I medici contano su smartphone e dispositivi indossabili per integrare la raccolta dati
Numerosi centri universitari americani hanno iniziato a usare questa piattaforma per promuovere i propri studi. Per esempio esiste un’App che, per studiare l’autismo, usa la videocamera FaceTime HD dell’iPhone insieme a innovativi algoritmi di riconoscimento dei volti, e analizza la reazione emotiva dei bambini di fronte a una serie di video. Per lo studio del Morbo di Parkinson è invece disponibile un’app che permette di misurare in modo preciso valori come la manualità, la memoria, l’equilibrio e l’andatura, tutte informazioni che possono aiutare i ricercatori ad avere una visione più chiara dei diversi sintomi della malattia. In ambito cardiovascolare esiste poi un’App che si serve di questionari ed esercizi pratici per aiutare i ricercatori a valutare in modo più accurato come l’attività fisica e lo stile di vita dei partecipanti siano correlati al rischio di malattie cardiovascolari, mentre in ambito oncologico ne è disponibile un’altra che indaga sugli effetti a lungo termine della chemioterapia utilizzata nella cura dei tumori al seno con l’obiettivo di capire come migliorare la qualità della vita delle pazienti dopo questo tipo di trattamenti. Tra le applicazioni di ResearchKit iniziano a comparire quelle che acquisiscono dati direttamente dai dispositivi indossabili, come dimostra l’applicazione realizzata dai ricercatori della Johns Hopkins University per valutare se i sensori dell’Apple Watch possano rilevare insorgenza e durata di una crisi epilettica.

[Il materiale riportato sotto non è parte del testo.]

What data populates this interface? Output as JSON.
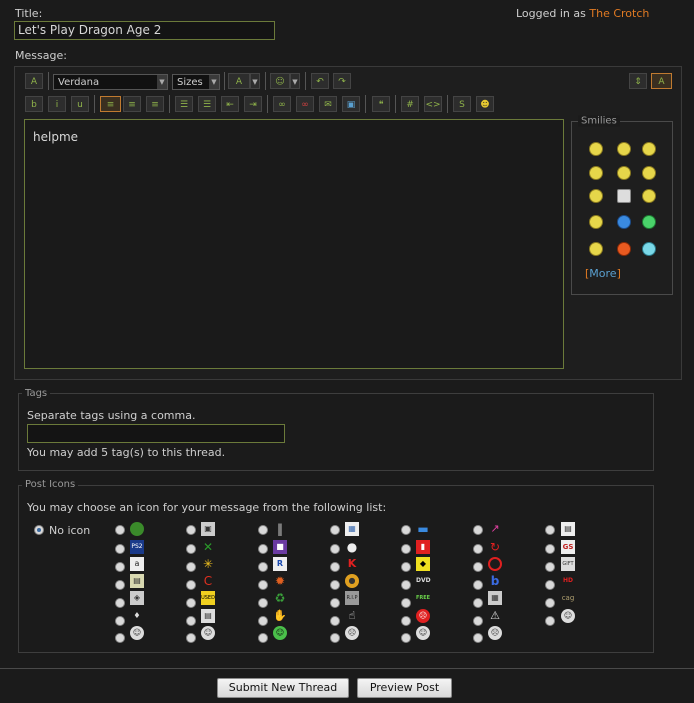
{
  "header": {
    "title_label": "Title:",
    "logged_in_prefix": "Logged in as",
    "username": "The Crotch"
  },
  "title_field": {
    "value": "Let's Play Dragon Age 2"
  },
  "message": {
    "label": "Message:",
    "font_select": "Verdana",
    "size_select": "Sizes",
    "body": "helpme"
  },
  "smilies": {
    "legend": "Smilies",
    "more_open": "[",
    "more_label": "More",
    "more_close": "]"
  },
  "tags": {
    "legend": "Tags",
    "hint": "Separate tags using a comma.",
    "value": "",
    "limit_text": "You may add 5 tag(s) to this thread."
  },
  "post_icons": {
    "legend": "Post Icons",
    "intro": "You may choose an icon for your message from the following list:",
    "no_icon_label": "No icon"
  },
  "buttons": {
    "submit": "Submit New Thread",
    "preview": "Preview Post"
  },
  "colors": {
    "link": "#e07a23",
    "field_border": "#6b7a3a",
    "background": "#1b1b1b"
  }
}
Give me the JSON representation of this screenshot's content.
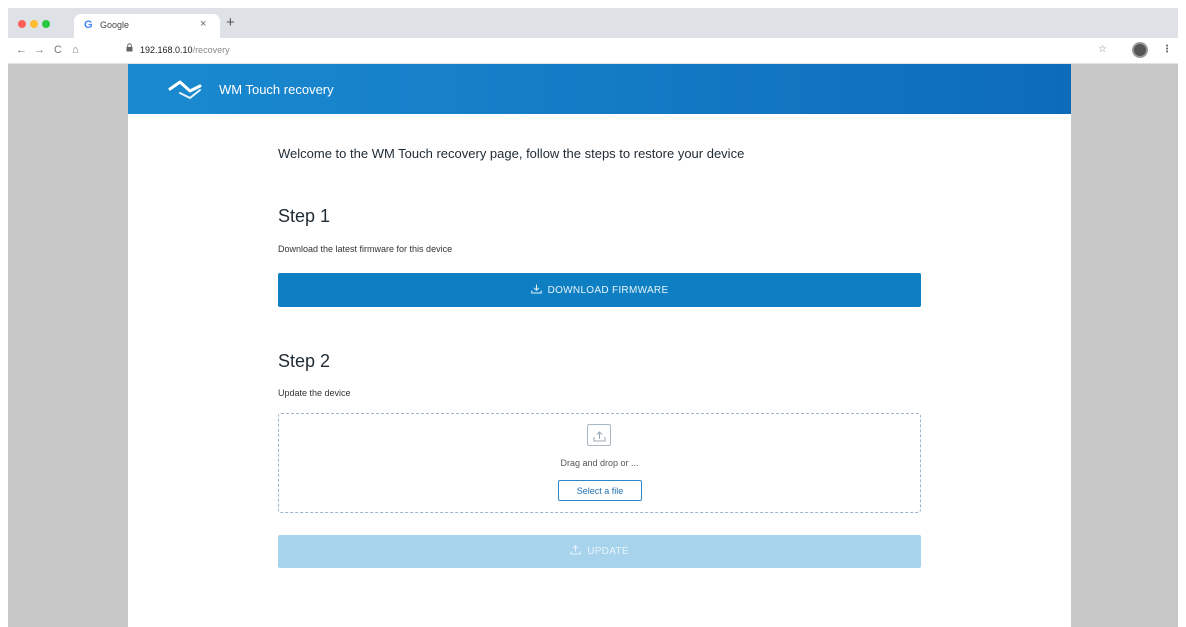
{
  "browser": {
    "tab": {
      "title": "Google",
      "favicon": "G",
      "close": "×"
    },
    "new_tab": "+",
    "nav": {
      "back": "←",
      "forward": "→",
      "reload": "C",
      "home": "⌂"
    },
    "url": {
      "host": "192.168.0.10",
      "path": "/recovery"
    },
    "icons": [
      "lock-icon",
      "star-icon",
      "avatar",
      "menu-dots-icon"
    ]
  },
  "header": {
    "title": "WM Touch recovery",
    "color": "#1686cc"
  },
  "main": {
    "welcome": "Welcome to the WM Touch recovery page, follow the steps to restore your device",
    "step1": {
      "title": "Step 1",
      "description": "Download  the latest firmware for this device",
      "button": "DOWNLOAD FIRMWARE",
      "button_icon": "download-icon"
    },
    "step2": {
      "title": "Step 2",
      "description": "Update the device",
      "drop_text": "Drag and drop or ...",
      "select_button": "Select a file",
      "update_button": "UPDATE",
      "update_icon": "upload-icon"
    }
  },
  "colors": {
    "primary": "#0d7fc2",
    "disabled": "#a7d3ec"
  }
}
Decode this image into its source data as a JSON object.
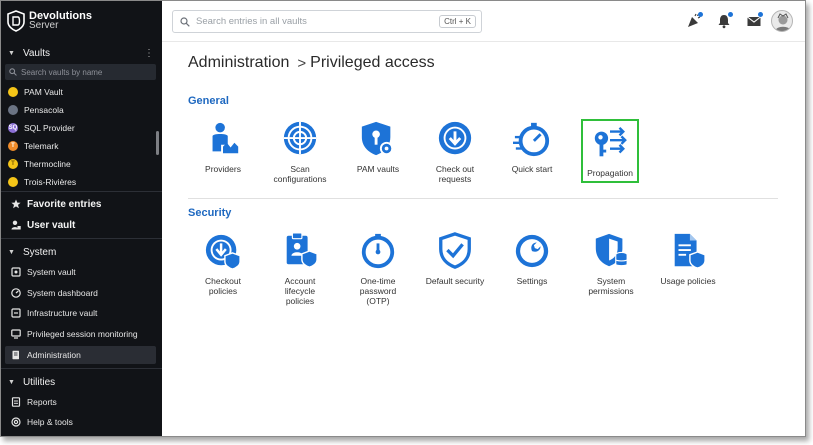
{
  "brand": {
    "name": "Devolutions",
    "sub": "Server"
  },
  "sidebar": {
    "vaults_header": "Vaults",
    "search_placeholder": "Search vaults by name",
    "vaults": [
      {
        "label": "PAM Vault",
        "color": "#f5c518",
        "letter": ""
      },
      {
        "label": "Pensacola",
        "color": "#6b7484",
        "letter": ""
      },
      {
        "label": "SQL Provider",
        "color": "#8b6fd6",
        "letter": "SQ"
      },
      {
        "label": "Telemark",
        "color": "#f08c2a",
        "letter": "T"
      },
      {
        "label": "Thermocline",
        "color": "#f5c518",
        "letter": "T"
      },
      {
        "label": "Trois-Rivières",
        "color": "#f5c518",
        "letter": ""
      }
    ],
    "favorite_entries": "Favorite entries",
    "user_vault": "User vault",
    "system_header": "System",
    "system_items": [
      {
        "label": "System vault"
      },
      {
        "label": "System dashboard"
      },
      {
        "label": "Infrastructure vault"
      },
      {
        "label": "Privileged session monitoring"
      },
      {
        "label": "Administration"
      }
    ],
    "utilities_header": "Utilities",
    "utilities_items": [
      {
        "label": "Reports"
      },
      {
        "label": "Help & tools"
      }
    ]
  },
  "topbar": {
    "search_placeholder": "Search entries in all vaults",
    "shortcut": "Ctrl + K"
  },
  "main": {
    "breadcrumb_root": "Administration",
    "breadcrumb_sep": ">",
    "breadcrumb_current": "Privileged access",
    "general_title": "General",
    "general_tiles": [
      {
        "label": "Providers",
        "icon": "providers-icon"
      },
      {
        "label": "Scan configurations",
        "icon": "scan-icon"
      },
      {
        "label": "PAM vaults",
        "icon": "pam-vault-icon"
      },
      {
        "label": "Check out requests",
        "icon": "checkout-request-icon"
      },
      {
        "label": "Quick start",
        "icon": "quick-start-icon"
      },
      {
        "label": "Propagation",
        "icon": "propagation-icon",
        "selected": true
      }
    ],
    "security_title": "Security",
    "security_tiles": [
      {
        "label": "Checkout policies",
        "icon": "checkout-policy-icon"
      },
      {
        "label": "Account lifecycle policies",
        "icon": "lifecycle-icon"
      },
      {
        "label": "One-time password (OTP)",
        "icon": "otp-icon"
      },
      {
        "label": "Default security",
        "icon": "shield-check-icon"
      },
      {
        "label": "Settings",
        "icon": "wrench-icon"
      },
      {
        "label": "System permissions",
        "icon": "permissions-icon"
      },
      {
        "label": "Usage policies",
        "icon": "usage-policy-icon"
      }
    ]
  },
  "colors": {
    "accent": "#1d73d7",
    "selected_border": "#2fbf3a",
    "sidebar_bg": "#111317"
  }
}
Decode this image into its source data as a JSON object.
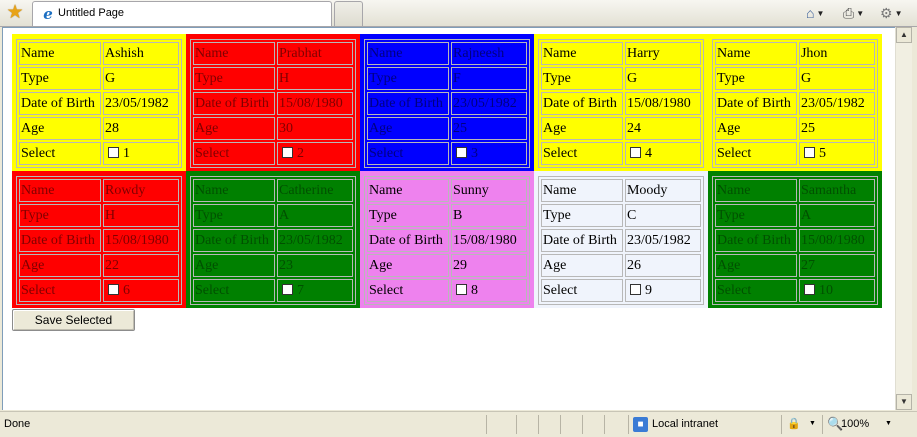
{
  "browser": {
    "tab_title": "Untitled Page",
    "status_text": "Done",
    "zone_label": "Local intranet",
    "zoom_label": "100%"
  },
  "labels": {
    "name": "Name",
    "type": "Type",
    "dob": "Date of Birth",
    "age": "Age",
    "select": "Select"
  },
  "cards": [
    {
      "name": "Ashish",
      "type": "G",
      "dob": "23/05/1982",
      "age": "28",
      "select": "1",
      "color": "yellow"
    },
    {
      "name": "Prabhat",
      "type": "H",
      "dob": "15/08/1980",
      "age": "30",
      "select": "2",
      "color": "red"
    },
    {
      "name": "Rajneesh",
      "type": "F",
      "dob": "23/05/1982",
      "age": "25",
      "select": "3",
      "color": "blue"
    },
    {
      "name": "Harry",
      "type": "G",
      "dob": "15/08/1980",
      "age": "24",
      "select": "4",
      "color": "yellow"
    },
    {
      "name": "Jhon",
      "type": "G",
      "dob": "23/05/1982",
      "age": "25",
      "select": "5",
      "color": "yellow"
    },
    {
      "name": "Rowdy",
      "type": "H",
      "dob": "15/08/1980",
      "age": "22",
      "select": "6",
      "color": "red"
    },
    {
      "name": "Catherine",
      "type": "A",
      "dob": "23/05/1982",
      "age": "23",
      "select": "7",
      "color": "green"
    },
    {
      "name": "Sunny",
      "type": "B",
      "dob": "15/08/1980",
      "age": "29",
      "select": "8",
      "color": "violet"
    },
    {
      "name": "Moody",
      "type": "C",
      "dob": "23/05/1982",
      "age": "26",
      "select": "9",
      "color": "white"
    },
    {
      "name": "Samantha",
      "type": "A",
      "dob": "15/08/1980",
      "age": "27",
      "select": "10",
      "color": "green"
    }
  ],
  "save_button_label": "Save Selected"
}
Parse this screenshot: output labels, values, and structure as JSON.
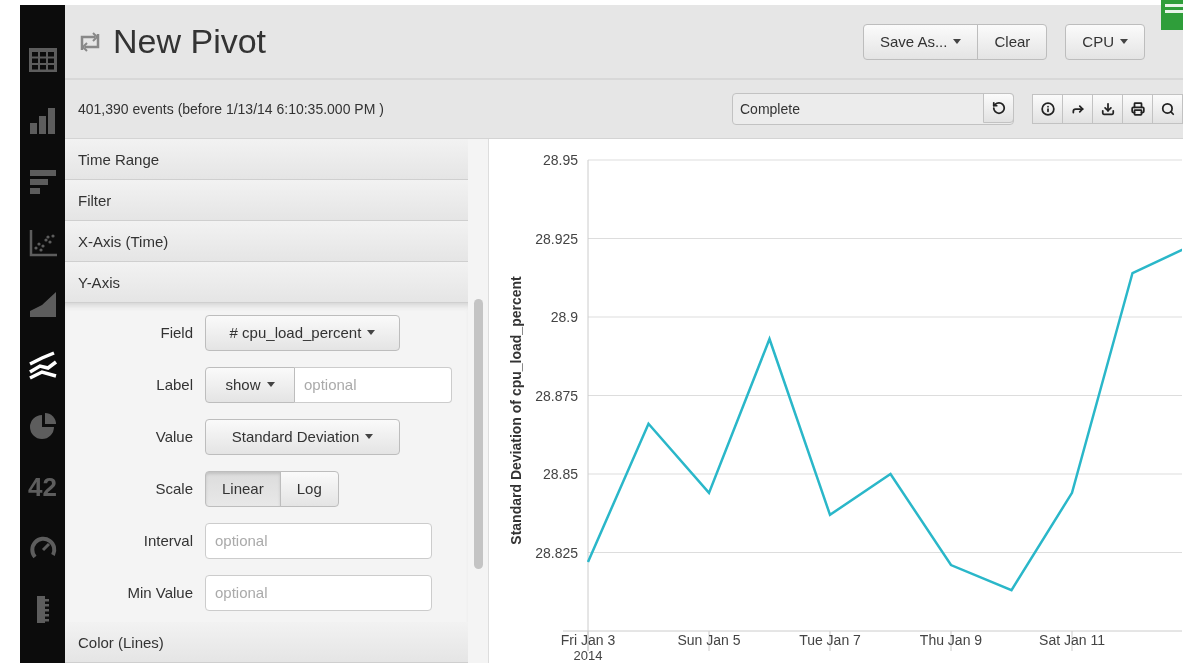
{
  "sidebar": {
    "items": [
      {
        "kind": "table",
        "selected": false
      },
      {
        "kind": "column",
        "selected": false
      },
      {
        "kind": "bar",
        "selected": false
      },
      {
        "kind": "scatter",
        "selected": false
      },
      {
        "kind": "area",
        "selected": false
      },
      {
        "kind": "line",
        "selected": true
      },
      {
        "kind": "pie",
        "selected": false
      },
      {
        "kind": "single_value",
        "label": "42",
        "selected": false
      },
      {
        "kind": "gauge",
        "selected": false
      },
      {
        "kind": "marker_gauge",
        "selected": false
      }
    ]
  },
  "header": {
    "title": "New Pivot",
    "buttons": [
      {
        "label": "Save As...",
        "dropdown": true
      },
      {
        "label": "Clear",
        "dropdown": false
      }
    ],
    "menu": {
      "label": "CPU",
      "dropdown": true
    }
  },
  "status": {
    "events": "401,390 events (before 1/13/14 6:10:35.000 PM )",
    "job": "Complete",
    "tools": [
      {
        "kind": "info"
      },
      {
        "kind": "share"
      },
      {
        "kind": "export"
      },
      {
        "kind": "print"
      },
      {
        "kind": "inspect"
      }
    ]
  },
  "panels": [
    {
      "title": "Time Range"
    },
    {
      "title": "Filter"
    },
    {
      "title": "X-Axis (Time)"
    },
    {
      "title": "Y-Axis",
      "fields": [
        {
          "kind": "dropdown",
          "label": "Field",
          "value": "# cpu_load_percent"
        },
        {
          "kind": "combo",
          "label": "Label",
          "value": "show",
          "placeholder": "optional"
        },
        {
          "kind": "dropdown",
          "label": "Value",
          "value": "Standard Deviation"
        },
        {
          "kind": "segmented",
          "label": "Scale",
          "options": [
            {
              "label": "Linear",
              "selected": true
            },
            {
              "label": "Log",
              "selected": false
            }
          ]
        },
        {
          "kind": "input",
          "label": "Interval",
          "placeholder": "optional"
        },
        {
          "kind": "input",
          "label": "Min Value",
          "placeholder": "optional"
        }
      ]
    },
    {
      "title": "Color (Lines)"
    }
  ],
  "chart": {
    "chart_data": {
      "type": "line",
      "ylabel": "Standard Deviation of cpu_load_percent",
      "categories": [
        "Fri Jan 3",
        null,
        "Sun Jan 5",
        null,
        "Tue Jan 7",
        null,
        "Thu Jan 9",
        null,
        "Sat Jan 11",
        null,
        null
      ],
      "grid": true,
      "series": [
        {
          "color": "#2ab7c9",
          "values": [
            28.822,
            28.866,
            28.844,
            28.893,
            28.837,
            28.85,
            28.821,
            28.813,
            28.844,
            28.914,
            28.923
          ]
        }
      ],
      "ylim": [
        28.8,
        28.95
      ],
      "yticks": [
        28.825,
        28.85,
        28.875,
        28.9,
        28.925,
        28.95
      ],
      "annotations": [
        "2014"
      ]
    }
  }
}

Tali strumenti possono sostituirsi alle ricerche oggi in atto? Certamente no, ma possono aiutare i ricercatori a integrarle. Per esempio l’impiego di ResearchKit può rivelarsi utile negli studi osservazionali, quelli cioè che cercano una relazione causa/effetto tra i dati raccolti e lo sviluppo di alcune patologie con l’obiettivo di generare delle ipotesi che poi saranno valutate con appositi studi condotti in modo tradizionale, oppure in quelli che permettono di identificare precocemente i segni di alcune malattie. Ad ogni modo i vantaggi associati all’impiego di questa piattaforma software sono numerosi, a cominciare dalla maggiore accuratezza dei dati raccolti e dalla loro immediata disponibilità che permette di rendere più rapido l’arruolamento dei pazienti (in uno degli studi attivati, in una sola giornata è stato reclutato un numero di pazienti che attraverso le vie tradizionali si sarebbe raggiunto in sei mesi). Non bisogna tuttavia dimenticare i pericoli di questi strumenti, primo tra i quali il fatto che i dati raccolti sono custoditi sul nostro smartphone, e che pertanto dobbiamo imparare a proteggerli (per esempio con meccanismi di password) più di quanto non avvenga oggi.
Oggi le applicazioni di ResearchKit sono disponibili solo per gli utenti che posseggono uno smartphone della Apple, ma per il prossimo aprile è previsto il lancio di ResearchStack, un’analoga piattaforma che permetterà di sviluppare applicazioni per la ricerca che siano compatibili con il sistema operativo Android e con la maggior parte dei dispositivi diversi da quelli di Apple.
L’articolo è apparso in originale sulle pagine Salute&Benessere de La Gazzetta del Mezzogiorno, 13 marzo 2016.